The marine environment has emerged as a particularly rich frontier for genome mining and metagenomics-based discovery. Marine microbes experience unique ecological pressures that drive the evolution of chemically distinct metabolites, many of which display potent antibacterial or anticancer activities (Wietz et al., 2010; Albarano et al., 2020). Systematic surveys of marine-derived genomes have revealed thousands of previously uncharacterized gene cluster families, underscoring how little of this biosynthetic space has been explored (Rosic, 2022). From a meta-analytical viewpoint, marine BGCs show lower match rates to known compounds compared with terrestrial counterparts, reinforcing their value as sources of chemical novelty.

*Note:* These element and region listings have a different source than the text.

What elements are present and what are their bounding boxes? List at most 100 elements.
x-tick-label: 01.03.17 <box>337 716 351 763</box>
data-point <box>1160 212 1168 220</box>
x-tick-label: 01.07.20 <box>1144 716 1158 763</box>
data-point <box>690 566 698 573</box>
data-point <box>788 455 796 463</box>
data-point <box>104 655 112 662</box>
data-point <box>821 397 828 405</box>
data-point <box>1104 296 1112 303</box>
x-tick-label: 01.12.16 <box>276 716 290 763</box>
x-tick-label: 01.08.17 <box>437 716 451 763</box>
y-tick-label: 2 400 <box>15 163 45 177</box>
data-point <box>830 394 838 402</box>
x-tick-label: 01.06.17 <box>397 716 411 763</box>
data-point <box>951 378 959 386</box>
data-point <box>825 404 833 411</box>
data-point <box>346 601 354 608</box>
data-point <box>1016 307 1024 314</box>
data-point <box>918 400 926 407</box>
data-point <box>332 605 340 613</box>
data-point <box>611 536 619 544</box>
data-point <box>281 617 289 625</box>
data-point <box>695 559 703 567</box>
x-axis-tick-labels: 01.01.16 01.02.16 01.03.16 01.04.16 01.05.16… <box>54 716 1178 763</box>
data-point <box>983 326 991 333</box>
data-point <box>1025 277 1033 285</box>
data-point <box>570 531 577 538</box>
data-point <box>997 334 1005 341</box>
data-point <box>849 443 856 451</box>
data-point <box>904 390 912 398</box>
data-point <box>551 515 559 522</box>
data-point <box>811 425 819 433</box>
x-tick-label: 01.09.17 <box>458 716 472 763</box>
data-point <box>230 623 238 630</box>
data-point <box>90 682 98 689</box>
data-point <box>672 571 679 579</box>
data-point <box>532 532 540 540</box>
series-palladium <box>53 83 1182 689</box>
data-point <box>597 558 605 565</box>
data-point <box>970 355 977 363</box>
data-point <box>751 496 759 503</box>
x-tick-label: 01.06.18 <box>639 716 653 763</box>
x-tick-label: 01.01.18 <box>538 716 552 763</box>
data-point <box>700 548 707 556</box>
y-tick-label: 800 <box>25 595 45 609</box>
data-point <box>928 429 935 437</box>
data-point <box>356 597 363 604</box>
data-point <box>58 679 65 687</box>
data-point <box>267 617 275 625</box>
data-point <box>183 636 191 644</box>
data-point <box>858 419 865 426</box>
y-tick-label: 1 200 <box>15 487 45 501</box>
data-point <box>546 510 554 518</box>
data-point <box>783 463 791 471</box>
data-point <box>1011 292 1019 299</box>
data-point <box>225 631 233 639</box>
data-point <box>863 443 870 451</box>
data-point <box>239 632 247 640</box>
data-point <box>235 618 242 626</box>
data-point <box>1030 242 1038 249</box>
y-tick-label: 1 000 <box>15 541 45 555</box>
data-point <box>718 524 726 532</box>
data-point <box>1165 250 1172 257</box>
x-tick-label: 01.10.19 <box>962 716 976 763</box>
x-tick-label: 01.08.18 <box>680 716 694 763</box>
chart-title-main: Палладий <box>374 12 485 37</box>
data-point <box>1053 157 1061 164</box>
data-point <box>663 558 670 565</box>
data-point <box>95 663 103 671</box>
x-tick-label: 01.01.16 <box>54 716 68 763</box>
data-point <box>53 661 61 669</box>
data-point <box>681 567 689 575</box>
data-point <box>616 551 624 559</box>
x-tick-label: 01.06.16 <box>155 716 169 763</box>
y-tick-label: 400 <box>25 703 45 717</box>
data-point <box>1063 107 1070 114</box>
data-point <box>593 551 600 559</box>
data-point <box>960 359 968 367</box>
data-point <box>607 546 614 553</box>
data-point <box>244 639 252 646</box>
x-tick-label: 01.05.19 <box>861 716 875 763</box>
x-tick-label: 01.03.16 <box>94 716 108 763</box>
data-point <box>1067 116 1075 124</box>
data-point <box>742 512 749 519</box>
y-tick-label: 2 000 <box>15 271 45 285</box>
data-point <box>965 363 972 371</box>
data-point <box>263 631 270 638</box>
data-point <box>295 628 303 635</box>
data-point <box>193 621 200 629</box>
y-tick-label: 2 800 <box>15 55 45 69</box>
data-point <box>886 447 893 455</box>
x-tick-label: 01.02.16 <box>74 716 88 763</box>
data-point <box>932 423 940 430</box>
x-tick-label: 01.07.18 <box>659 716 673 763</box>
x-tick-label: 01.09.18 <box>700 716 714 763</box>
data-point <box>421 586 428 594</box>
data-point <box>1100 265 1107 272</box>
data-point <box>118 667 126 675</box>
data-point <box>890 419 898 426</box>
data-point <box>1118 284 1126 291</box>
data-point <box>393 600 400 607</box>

The current “deep mining” era extends beyond genomics alone by integrating metabolomics, proteomics, and computational analytics into unified discovery workflows (Gaudêncio et al., 2023; Wang et al., 2025). Mass spectrometry–based molecular networking platforms such as GNPS allow researchers to rapidly dereplicate known metabolites and visualize chemical relatedness across large datasets, reducing redundancy and bias in compound selection (Wang et al., 2016). These tools are particularly powerful when combined with genome mining, as they help establish gene–metabolite links that are essential for validating BGC predictions.
Artificial intelligence (AI) and machine learning (ML) now play a central role in managing the scale and complexity of modern discovery data. Deep learning models have improved the detection, classification, and prioritization of BGCs, outperforming traditional rule-based algorithms (Gaudêncio et al., 2023; Wang et al., 2025). Specialized tools such as Nerpa further exemplify this trend by enabling high-throughput matching of known nonribosomal peptide structures against thousands of genomes, thereby accelerating the identification of novel or divergent biosynthetic pathways (Kunyavskaya et al., 2021). Collectively, these advances are reshaping NP discovery into a predictive science that connects genotype, chemotype, and phenotype with unprecedented resolution.
Viewed through the lens of systematic review and meta-analysis, the accumulated evidence clearly indicates that genomics-driven and integrative discovery strategies outperform traditional approaches in terms of novelty yield and mechanistic insight. While challenges remain—particularly in translating genomic predictions into scalable compound production—the convergence of genome mining, metagenomics, high-throughput analytics, and AI offers a credible path forward. In an era defined by escalating antimicrobial resistance, revisiting microbial natural products through deep mining is not merely an academic exercise but a necessity for sustaining the future of anti-infective drug discovery.